Were nuclear to be put on the carbon credit playing field, there’d still be a problem in that the credits are basically structured to fund wind and solar during the period the output the output of those generators may back back their capital costs. New nuclear needs cost guarantees out beyond the 8-10 years that suffice for the shorter-lived renewables facilities. The growth of wind and solar in Alberta, far above anywhere else in the country, is not due to a market working, but a market being worked.

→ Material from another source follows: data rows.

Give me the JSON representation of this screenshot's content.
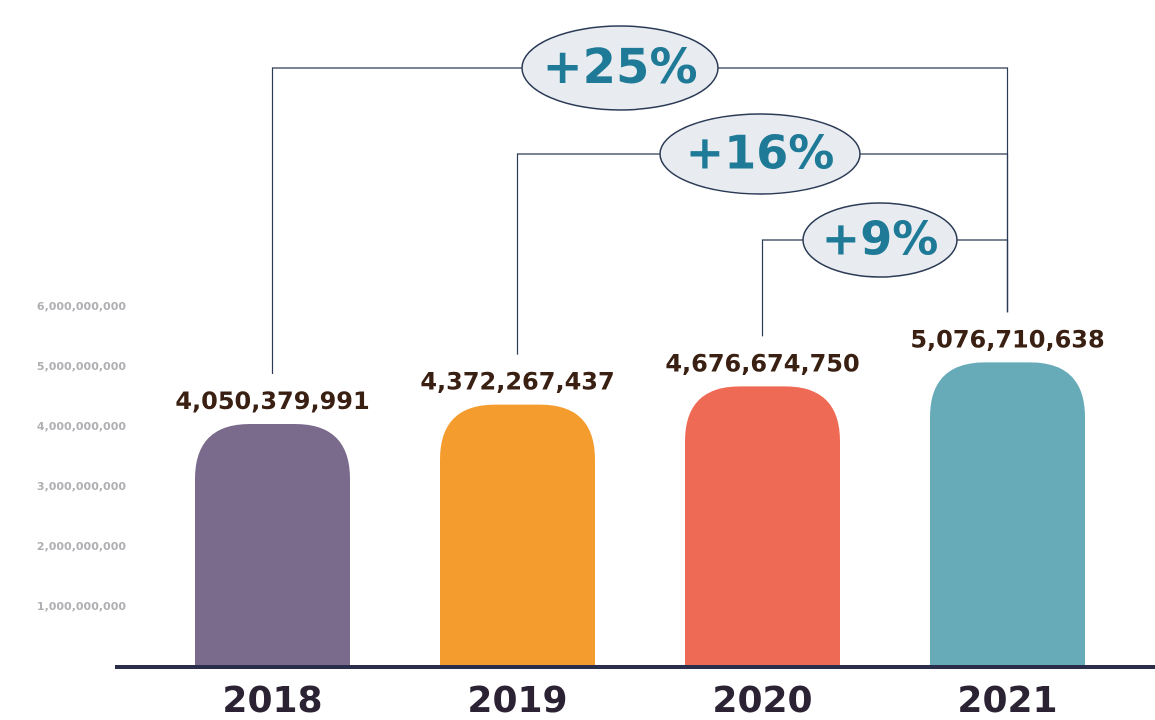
{
  "chart_data": {
    "type": "bar",
    "categories": [
      "2018",
      "2019",
      "2020",
      "2021"
    ],
    "values": [
      4050379991,
      4372267437,
      4676674750,
      5076710638
    ],
    "value_labels": [
      "4,050,379,991",
      "4,372,267,437",
      "4,676,674,750",
      "5,076,710,638"
    ],
    "colors": [
      "#7a6a8c",
      "#f59c2f",
      "#ef6a55",
      "#67abb8"
    ],
    "ylim": [
      0,
      6000000000
    ],
    "yticks": [
      {
        "value": 1000000000,
        "label": "1,000,000,000"
      },
      {
        "value": 2000000000,
        "label": "2,000,000,000"
      },
      {
        "value": 3000000000,
        "label": "3,000,000,000"
      },
      {
        "value": 4000000000,
        "label": "4,000,000,000"
      },
      {
        "value": 5000000000,
        "label": "5,000,000,000"
      },
      {
        "value": 6000000000,
        "label": "6,000,000,000"
      }
    ],
    "annotations": [
      "+25%",
      "+16%",
      "+9%"
    ]
  }
}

Gaming the market design to favour wind and solar has provided another benefit to those generators. This benefit is directly proportionate to the harm to consumers in escalating prices on the AESO market. From less than $23/MWh in 2017 the average price (weighted to system load) rose sharply to where it now sits above $150/MWh. The price jump in the AESO’s annual 60 million MWh system equates to well over $7 billion. There are multiple contributors but the main reason for large price changes is pricing power frequently exists for suppliers due to heightened demand and or declining supply. More information on pricing power can be found in Market Surveillance Administrator reporting, including, "Some larger suppliers continued to exercise market power... One supplier withheld a large amount of capacity by pricing it above $900/MWh regardless of market conditions."

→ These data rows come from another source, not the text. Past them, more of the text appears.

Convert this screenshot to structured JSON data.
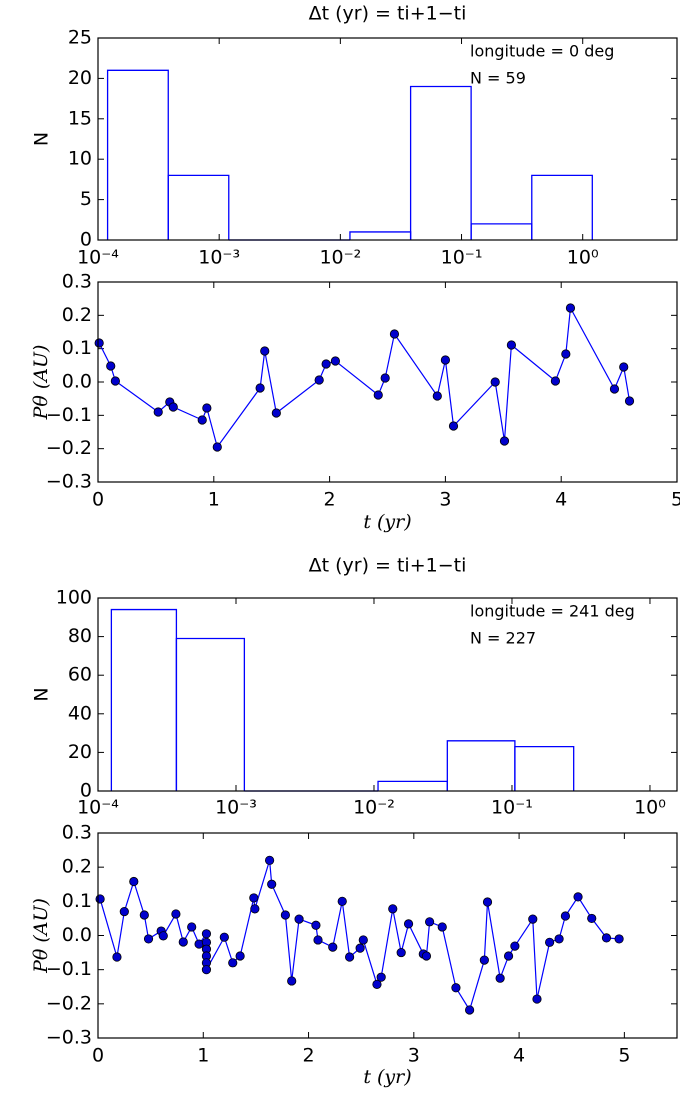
{
  "chart_data": [
    {
      "type": "histogram",
      "title": "Δt (yr) = ti+1−ti",
      "ylabel": "N",
      "annotations": [
        "longitude = 0 deg",
        "N = 59"
      ],
      "bins": [
        0.00012,
        0.00038,
        0.0012,
        0.0038,
        0.012,
        0.038,
        0.12,
        0.38,
        1.2
      ],
      "counts": [
        21,
        8,
        0,
        0,
        1,
        19,
        2,
        8
      ],
      "color": "#0000ff",
      "xscale": "log",
      "xlim": [
        0.0001,
        6
      ],
      "ylim": [
        0,
        25
      ],
      "yticks": [
        0,
        5,
        10,
        15,
        20,
        25
      ],
      "xticks": [
        {
          "value": 0.0001,
          "label": "10⁻⁴"
        },
        {
          "value": 0.001,
          "label": "10⁻³"
        },
        {
          "value": 0.01,
          "label": "10⁻²"
        },
        {
          "value": 0.1,
          "label": "10⁻¹"
        },
        {
          "value": 1,
          "label": "10⁰"
        }
      ]
    },
    {
      "type": "line",
      "xlabel": "t (yr)",
      "ylabel": "Pθ (AU)",
      "color": "#0000ff",
      "marker_color": "#0000cc",
      "x": [
        0.01,
        0.11,
        0.15,
        0.52,
        0.62,
        0.65,
        0.9,
        0.94,
        1.03,
        1.4,
        1.44,
        1.54,
        1.91,
        1.97,
        2.05,
        2.42,
        2.48,
        2.56,
        2.93,
        3.0,
        3.07,
        3.43,
        3.51,
        3.57,
        3.95,
        4.04,
        4.08,
        4.46,
        4.54,
        4.59
      ],
      "values": [
        0.117,
        0.048,
        0.003,
        -0.09,
        -0.06,
        -0.075,
        -0.114,
        -0.078,
        -0.195,
        -0.018,
        0.093,
        -0.093,
        0.006,
        0.054,
        0.063,
        -0.039,
        0.012,
        0.144,
        -0.042,
        0.066,
        -0.132,
        0.0,
        -0.177,
        0.111,
        0.003,
        0.084,
        0.222,
        -0.021,
        0.045,
        -0.057
      ],
      "xlim": [
        0,
        5
      ],
      "ylim": [
        -0.3,
        0.3
      ],
      "xticks": [
        0,
        1,
        2,
        3,
        4,
        5
      ],
      "yticks": [
        {
          "value": -0.3,
          "label": "−0.3"
        },
        {
          "value": -0.2,
          "label": "−0.2"
        },
        {
          "value": -0.1,
          "label": "−0.1"
        },
        {
          "value": 0,
          "label": "0.0"
        },
        0.1,
        0.2,
        0.3
      ]
    },
    {
      "type": "histogram",
      "title": "Δt (yr) = ti+1−ti",
      "ylabel": "N",
      "annotations": [
        "longitude = 241 deg",
        "N = 227"
      ],
      "bins": [
        0.000125,
        0.00037,
        0.00115,
        0.0035,
        0.0107,
        0.034,
        0.105,
        0.28
      ],
      "counts": [
        94,
        79,
        0,
        0,
        5,
        26,
        23
      ],
      "color": "#0000ff",
      "xscale": "log",
      "xlim": [
        0.0001,
        1.57
      ],
      "ylim": [
        0,
        100
      ],
      "yticks": [
        0,
        20,
        40,
        60,
        80,
        100
      ],
      "xticks": [
        {
          "value": 0.0001,
          "label": "10⁻⁴"
        },
        {
          "value": 0.001,
          "label": "10⁻³"
        },
        {
          "value": 0.01,
          "label": "10⁻²"
        },
        {
          "value": 0.1,
          "label": "10⁻¹"
        },
        {
          "value": 1,
          "label": "10⁰"
        }
      ]
    },
    {
      "type": "line",
      "xlabel": "t (yr)",
      "ylabel": "Pθ (AU)",
      "color": "#0000ff",
      "marker_color": "#0000cc",
      "x": [
        0.02,
        0.18,
        0.25,
        0.34,
        0.44,
        0.48,
        0.6,
        0.62,
        0.74,
        0.81,
        0.89,
        0.96,
        1.03,
        1.03,
        1.03,
        1.03,
        1.03,
        1.03,
        1.2,
        1.28,
        1.35,
        1.48,
        1.49,
        1.63,
        1.65,
        1.78,
        1.84,
        1.91,
        2.07,
        2.09,
        2.23,
        2.32,
        2.39,
        2.49,
        2.52,
        2.65,
        2.69,
        2.8,
        2.88,
        2.95,
        3.09,
        3.12,
        3.15,
        3.27,
        3.4,
        3.53,
        3.67,
        3.7,
        3.82,
        3.9,
        3.96,
        4.13,
        4.17,
        4.29,
        4.38,
        4.44,
        4.56,
        4.69,
        4.83,
        4.95
      ],
      "values": [
        0.107,
        -0.063,
        0.07,
        0.158,
        0.06,
        -0.01,
        0.013,
        -0.001,
        0.063,
        -0.019,
        0.025,
        -0.025,
        0.005,
        -0.02,
        -0.04,
        -0.06,
        -0.08,
        -0.1,
        -0.005,
        -0.08,
        -0.06,
        0.11,
        0.078,
        0.22,
        0.15,
        0.06,
        -0.133,
        0.048,
        0.03,
        -0.013,
        -0.034,
        0.1,
        -0.063,
        -0.037,
        -0.013,
        -0.143,
        -0.122,
        0.078,
        -0.05,
        0.034,
        -0.054,
        -0.06,
        0.04,
        0.025,
        -0.153,
        -0.218,
        -0.072,
        0.098,
        -0.125,
        -0.06,
        -0.031,
        0.048,
        -0.186,
        -0.02,
        -0.01,
        0.057,
        0.113,
        0.05,
        -0.007,
        -0.01
      ],
      "xlim": [
        0,
        5.5
      ],
      "ylim": [
        -0.3,
        0.3
      ],
      "xticks": [
        0,
        1,
        2,
        3,
        4,
        5
      ],
      "yticks": [
        {
          "value": -0.3,
          "label": "−0.3"
        },
        {
          "value": -0.2,
          "label": "−0.2"
        },
        {
          "value": -0.1,
          "label": "−0.1"
        },
        {
          "value": 0,
          "label": "0.0"
        },
        0.1,
        0.2,
        0.3
      ]
    }
  ]
}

If the plan is simply for more of the same, the AESO’s market is not sustainable and would be unattractive to any generation not anticipating high out-of-market payments (such as through environmental attributes such as the EGDF/TIER model)

But…

While the AESO’s market system provides little opportunity for nuclear, self-generation/cogeneration offers some hope. Co-generation has been defined as, "The simultaneous production of electricity and another form of useful thermal energy used for industrial, commercial, heating or cooling purposes."(AESO 2017LTO) In Alberta it has been driven higher by the oil industry, which needs, "more heat than power, and it’s this heat that creates the surplus power potential that could be exported to the grid.

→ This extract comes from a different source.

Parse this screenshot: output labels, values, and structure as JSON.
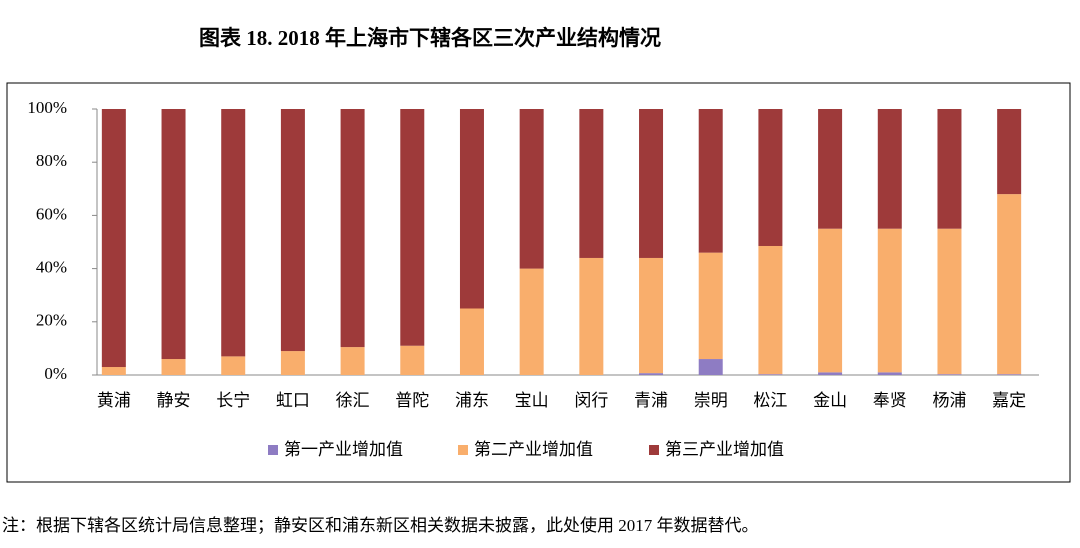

As cogeneration is industrial it presents much more as “baseload” supply - meaning relatively constant generation with low levels of variability. Using the same average less one standard deviation equation for an economic “baseload” share, the opportunity for nuclear in cogeneration now exceeds the opportunity in the AESO’s troubled market, and that difference will only grow. Were cogenerators to move to such a reactor their natural gas use would plummet along with their need to purchase emission rights under the TIER system - a system which may well then credit industries for reducing emissions to new lows., including the main one extracting oil from sand.

Problems for nuclear in cogeneration are substantial, both technically and politically.

Technically the products need to be both heat/steam and power. This is not generally done with nuclear reactors - certainly not with the CANDUs Canada has developed. But there are many new designs of reactor, including one from Terrestrial Energy, a firm that’s built a presence in Alberta promising, “Carbon-Free Energy for Global Industry.” Building a first-of-a-kind reactor is not an experience many wish to embrace, and it’s one that’s not gone well in Europe or North America for many decades. The initial project would require government support.

Politically, in the sense of the exertion of power, the current system is essentially set up so that renewable generators are gifted the rights to sell emissions, and it is expected the oil and gas industry will buy those rights under TIER as long as the system offers a cost savings compared to Canada’s carbon pricing. Economically that's sensible if it's cheaper to lower emissions in electricity, but as we've seen it's not been cheaper for consumers at all, and does not look to be sustainable. Beyond fiscal concerns, the current EGDF/TIER setup is a system where the bad oil and gas companies are to gain enough social license to operate so long as they recite land acknowledgements and ESG commitments while paying an indulgence to the good wind and solar generators (in some cases the same company). That strikes me as no more sustainable for the industries purchasing emissions than adding wind and solar as quickly as possible while consumer rates skyrocket does for the electricity system.